For many there was a victory in the fight over random drug tests for Florida state employees Monday when the U.S. Supreme Court refused to even hear the case.
It's a battle that has been going on for about three years, since Gov. Rick Scott issued an executive order for the testing.
Scott's order requiring random drug tests would have affected as many as 85,000 state workers.
The American Civil Liberties Union of Florida has challenged the drug
-testing plan from the beginning.
That organization's executive director, Howard Simon, called the Supreme Court's decision not to hear the governor's appeal a victory Monday.
"This court is not a friendly court to claims of civil right and civil liberties," said Simon. "And the governor's radical agenda didn't even entice four of the most conservative members of this U.S. Supreme Court."
Three years ago Scott issued an executive order that would have forced state employees to undergo those drug tests.
Last year an appeals court ruled the order was too broad. The governor then took his fight to the Supreme Court.
"If they would have ultimately accepted the governor's position it would have changed the whole structure of working people all over the country," said Simon.

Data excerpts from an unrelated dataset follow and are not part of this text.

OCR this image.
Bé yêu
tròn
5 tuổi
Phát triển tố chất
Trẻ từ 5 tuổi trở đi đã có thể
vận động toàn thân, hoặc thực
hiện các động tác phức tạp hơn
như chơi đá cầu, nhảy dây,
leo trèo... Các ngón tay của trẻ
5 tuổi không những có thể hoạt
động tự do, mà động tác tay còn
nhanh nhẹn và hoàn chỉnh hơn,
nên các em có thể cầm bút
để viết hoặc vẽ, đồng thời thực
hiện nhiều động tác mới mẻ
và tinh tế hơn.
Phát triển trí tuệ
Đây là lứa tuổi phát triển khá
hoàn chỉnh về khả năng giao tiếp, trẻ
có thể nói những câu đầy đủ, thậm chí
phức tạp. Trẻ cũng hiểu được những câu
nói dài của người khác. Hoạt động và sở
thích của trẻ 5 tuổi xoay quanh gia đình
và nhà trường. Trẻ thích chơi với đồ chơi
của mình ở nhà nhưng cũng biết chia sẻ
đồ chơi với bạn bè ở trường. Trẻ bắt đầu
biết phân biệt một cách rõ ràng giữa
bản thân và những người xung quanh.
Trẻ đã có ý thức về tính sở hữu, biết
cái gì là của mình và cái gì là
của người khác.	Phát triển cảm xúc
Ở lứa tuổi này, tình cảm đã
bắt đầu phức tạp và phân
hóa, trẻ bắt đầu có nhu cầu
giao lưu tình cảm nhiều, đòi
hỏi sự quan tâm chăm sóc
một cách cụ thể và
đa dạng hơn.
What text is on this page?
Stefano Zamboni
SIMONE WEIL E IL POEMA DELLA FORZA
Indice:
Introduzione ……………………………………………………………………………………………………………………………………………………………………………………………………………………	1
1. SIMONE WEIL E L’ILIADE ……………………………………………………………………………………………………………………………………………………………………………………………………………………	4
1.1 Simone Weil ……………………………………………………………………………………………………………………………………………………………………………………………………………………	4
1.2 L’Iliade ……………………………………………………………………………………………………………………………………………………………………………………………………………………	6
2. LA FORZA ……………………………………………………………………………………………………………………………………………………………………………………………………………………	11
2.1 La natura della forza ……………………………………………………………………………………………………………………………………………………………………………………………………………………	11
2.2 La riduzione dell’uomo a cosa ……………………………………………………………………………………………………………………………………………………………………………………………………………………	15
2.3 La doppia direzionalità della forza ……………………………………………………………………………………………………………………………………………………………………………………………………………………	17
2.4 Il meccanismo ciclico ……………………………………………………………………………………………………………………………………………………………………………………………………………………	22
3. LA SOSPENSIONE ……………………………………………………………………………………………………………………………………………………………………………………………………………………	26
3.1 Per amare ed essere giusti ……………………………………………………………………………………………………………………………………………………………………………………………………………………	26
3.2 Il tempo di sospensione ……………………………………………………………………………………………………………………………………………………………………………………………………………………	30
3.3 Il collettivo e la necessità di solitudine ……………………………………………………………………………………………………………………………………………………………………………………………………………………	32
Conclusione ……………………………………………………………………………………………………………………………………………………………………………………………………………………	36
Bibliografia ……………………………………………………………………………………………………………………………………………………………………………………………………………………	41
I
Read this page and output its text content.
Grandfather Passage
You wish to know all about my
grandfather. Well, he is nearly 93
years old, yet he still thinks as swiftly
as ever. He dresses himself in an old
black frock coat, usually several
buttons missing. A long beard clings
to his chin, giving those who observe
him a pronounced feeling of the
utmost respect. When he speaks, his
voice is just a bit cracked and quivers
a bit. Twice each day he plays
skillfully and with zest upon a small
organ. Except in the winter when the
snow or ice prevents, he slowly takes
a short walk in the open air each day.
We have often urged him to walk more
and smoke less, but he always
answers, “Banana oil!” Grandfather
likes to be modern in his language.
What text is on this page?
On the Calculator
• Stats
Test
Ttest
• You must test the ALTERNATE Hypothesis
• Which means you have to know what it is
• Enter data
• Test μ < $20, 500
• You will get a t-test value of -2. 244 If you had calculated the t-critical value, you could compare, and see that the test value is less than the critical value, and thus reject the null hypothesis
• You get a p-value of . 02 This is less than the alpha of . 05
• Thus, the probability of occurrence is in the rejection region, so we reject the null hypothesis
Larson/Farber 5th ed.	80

The governor issued a statement Monday that said, in part
, "State employees should have the right to work in a safe and drug free environment, just like in any other business. The merits of this case are still being deliberated in the U.S. Southern District Court, and we will continue to fight to make sure all state employees, who are paid by taxpayer funds, can work in a safe, drug free workplace."
The Supreme Court decision does not end the battle. Portions of the case are still being debated in federal court in Miami.
The two sides are looking at whether some categories of workers should be subjected to the testing.
Some of those categories of workers include safety-sensitive positions, like those who operate heavy machinery.
The governor has vowed to continue his fight in federal court.